Johns masterfully uses dreams as both a narrative and a plot device to tell the story of trauma both personal and generational with a focus on finding support in one’s family and community for respite and healing.
At its core, this is a book about grief and regret, and how self-isolating under the false pretense of healing can lead to more problems than not. Johns does not shy in depicting the ways it can put its claws in people, regardless their interrupted sleep. The theme of finding healing through community and family shines strong here, though it doesn’t shirk away from the thorns everyone else carries on their own healing journeys. I loved the dynamic between Mackenzie and the women in her life, but also as importantly, her relationship with Joli whom she befriended upon moving away from home. No person is an island, and even when the supernatural tries to put wedges between Mackenzie and those she cares about, there is fierce love in the pushback.

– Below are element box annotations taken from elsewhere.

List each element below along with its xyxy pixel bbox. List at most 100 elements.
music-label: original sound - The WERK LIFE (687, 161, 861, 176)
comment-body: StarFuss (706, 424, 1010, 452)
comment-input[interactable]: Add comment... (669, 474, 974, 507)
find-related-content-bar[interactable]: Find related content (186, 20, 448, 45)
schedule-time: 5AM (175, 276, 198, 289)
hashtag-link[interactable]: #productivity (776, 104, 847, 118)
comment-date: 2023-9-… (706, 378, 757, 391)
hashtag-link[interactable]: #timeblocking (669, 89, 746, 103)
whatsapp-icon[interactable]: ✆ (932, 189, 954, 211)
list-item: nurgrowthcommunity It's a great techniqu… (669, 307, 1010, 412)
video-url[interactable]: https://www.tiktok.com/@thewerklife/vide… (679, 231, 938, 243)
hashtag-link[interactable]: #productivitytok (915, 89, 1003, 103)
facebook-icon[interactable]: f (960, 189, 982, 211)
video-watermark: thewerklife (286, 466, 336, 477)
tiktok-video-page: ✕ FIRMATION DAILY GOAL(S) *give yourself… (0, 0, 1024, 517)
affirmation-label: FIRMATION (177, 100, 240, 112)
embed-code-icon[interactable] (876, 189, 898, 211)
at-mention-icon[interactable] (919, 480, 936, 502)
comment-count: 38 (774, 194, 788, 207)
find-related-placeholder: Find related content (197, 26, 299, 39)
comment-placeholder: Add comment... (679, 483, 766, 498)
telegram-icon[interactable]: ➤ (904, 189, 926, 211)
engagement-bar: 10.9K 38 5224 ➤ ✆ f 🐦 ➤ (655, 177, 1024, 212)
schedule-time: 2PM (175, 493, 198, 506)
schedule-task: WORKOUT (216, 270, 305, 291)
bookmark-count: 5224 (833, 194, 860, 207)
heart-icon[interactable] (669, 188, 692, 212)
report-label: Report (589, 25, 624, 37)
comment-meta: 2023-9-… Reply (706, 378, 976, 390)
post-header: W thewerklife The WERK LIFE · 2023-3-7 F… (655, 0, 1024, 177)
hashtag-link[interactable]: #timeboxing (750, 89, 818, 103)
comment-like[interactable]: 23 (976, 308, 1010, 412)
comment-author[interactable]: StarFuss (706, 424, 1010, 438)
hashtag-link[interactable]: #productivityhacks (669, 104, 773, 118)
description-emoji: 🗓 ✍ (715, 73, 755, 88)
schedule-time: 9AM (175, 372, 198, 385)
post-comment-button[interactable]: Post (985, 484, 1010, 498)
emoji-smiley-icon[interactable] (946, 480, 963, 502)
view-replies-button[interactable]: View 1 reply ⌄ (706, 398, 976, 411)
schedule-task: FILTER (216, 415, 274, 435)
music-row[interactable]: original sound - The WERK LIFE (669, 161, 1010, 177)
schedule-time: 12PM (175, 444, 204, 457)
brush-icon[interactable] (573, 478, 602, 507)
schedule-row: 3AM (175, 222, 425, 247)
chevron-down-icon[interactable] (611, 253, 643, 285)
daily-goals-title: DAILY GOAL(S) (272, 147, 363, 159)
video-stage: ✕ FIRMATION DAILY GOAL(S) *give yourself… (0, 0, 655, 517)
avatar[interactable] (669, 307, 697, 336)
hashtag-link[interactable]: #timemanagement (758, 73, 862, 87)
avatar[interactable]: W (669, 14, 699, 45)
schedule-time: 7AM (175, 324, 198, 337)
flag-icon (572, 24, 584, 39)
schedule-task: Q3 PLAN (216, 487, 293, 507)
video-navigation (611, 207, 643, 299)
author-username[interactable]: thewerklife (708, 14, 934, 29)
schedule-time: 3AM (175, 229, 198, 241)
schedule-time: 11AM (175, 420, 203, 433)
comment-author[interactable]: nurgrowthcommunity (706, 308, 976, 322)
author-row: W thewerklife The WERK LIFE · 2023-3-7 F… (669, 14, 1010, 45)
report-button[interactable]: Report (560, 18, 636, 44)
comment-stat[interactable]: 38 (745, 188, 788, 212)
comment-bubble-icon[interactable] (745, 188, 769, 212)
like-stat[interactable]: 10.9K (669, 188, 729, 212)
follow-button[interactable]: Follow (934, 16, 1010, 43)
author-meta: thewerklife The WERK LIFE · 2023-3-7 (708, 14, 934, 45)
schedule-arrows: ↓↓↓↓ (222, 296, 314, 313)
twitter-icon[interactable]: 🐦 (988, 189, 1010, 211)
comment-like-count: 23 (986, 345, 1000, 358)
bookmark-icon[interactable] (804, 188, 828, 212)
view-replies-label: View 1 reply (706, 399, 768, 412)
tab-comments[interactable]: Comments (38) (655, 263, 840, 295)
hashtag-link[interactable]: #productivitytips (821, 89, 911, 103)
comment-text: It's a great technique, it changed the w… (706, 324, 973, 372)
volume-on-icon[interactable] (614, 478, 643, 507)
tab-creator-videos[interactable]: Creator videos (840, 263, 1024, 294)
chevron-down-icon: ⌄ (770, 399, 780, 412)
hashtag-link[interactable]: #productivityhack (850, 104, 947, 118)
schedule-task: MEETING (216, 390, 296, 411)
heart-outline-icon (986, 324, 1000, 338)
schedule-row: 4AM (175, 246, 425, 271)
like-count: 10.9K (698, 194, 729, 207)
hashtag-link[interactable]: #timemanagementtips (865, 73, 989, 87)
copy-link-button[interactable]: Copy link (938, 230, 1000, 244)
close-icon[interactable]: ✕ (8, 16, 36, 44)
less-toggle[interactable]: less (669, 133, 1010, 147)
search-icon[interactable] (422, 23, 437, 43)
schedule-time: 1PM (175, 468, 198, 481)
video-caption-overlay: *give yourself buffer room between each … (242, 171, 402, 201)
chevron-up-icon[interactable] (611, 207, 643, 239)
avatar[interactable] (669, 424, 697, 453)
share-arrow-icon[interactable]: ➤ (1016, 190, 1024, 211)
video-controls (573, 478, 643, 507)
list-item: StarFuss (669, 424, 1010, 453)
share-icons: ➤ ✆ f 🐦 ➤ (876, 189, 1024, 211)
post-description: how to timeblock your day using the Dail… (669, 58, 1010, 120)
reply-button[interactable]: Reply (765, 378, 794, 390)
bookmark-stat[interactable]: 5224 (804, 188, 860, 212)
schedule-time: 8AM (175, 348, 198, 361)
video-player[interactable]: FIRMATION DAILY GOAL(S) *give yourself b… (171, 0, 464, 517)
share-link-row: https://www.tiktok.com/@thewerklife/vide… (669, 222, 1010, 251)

In terms of the scares, the imagery is disturbing in a way that’s both dreamlike and incredibly grounded. Safety becomes twisted and taking control of oneself in a dreamlike state seems impossible. Johns does such cool things working with dreams as a literary device in introducing new details and providing further context for everyone’s hurt, not just Mackenzie’s. I’d almost go so far as to say that it’s the primary vehicle of the plot, but I’ll refrain from saying much else because that would be spoilers.
A treat for folks who enjoy their horror to explore the uneven path of healing from grief and folkloric scares, definitely not one to miss when building a horror to-be-read list.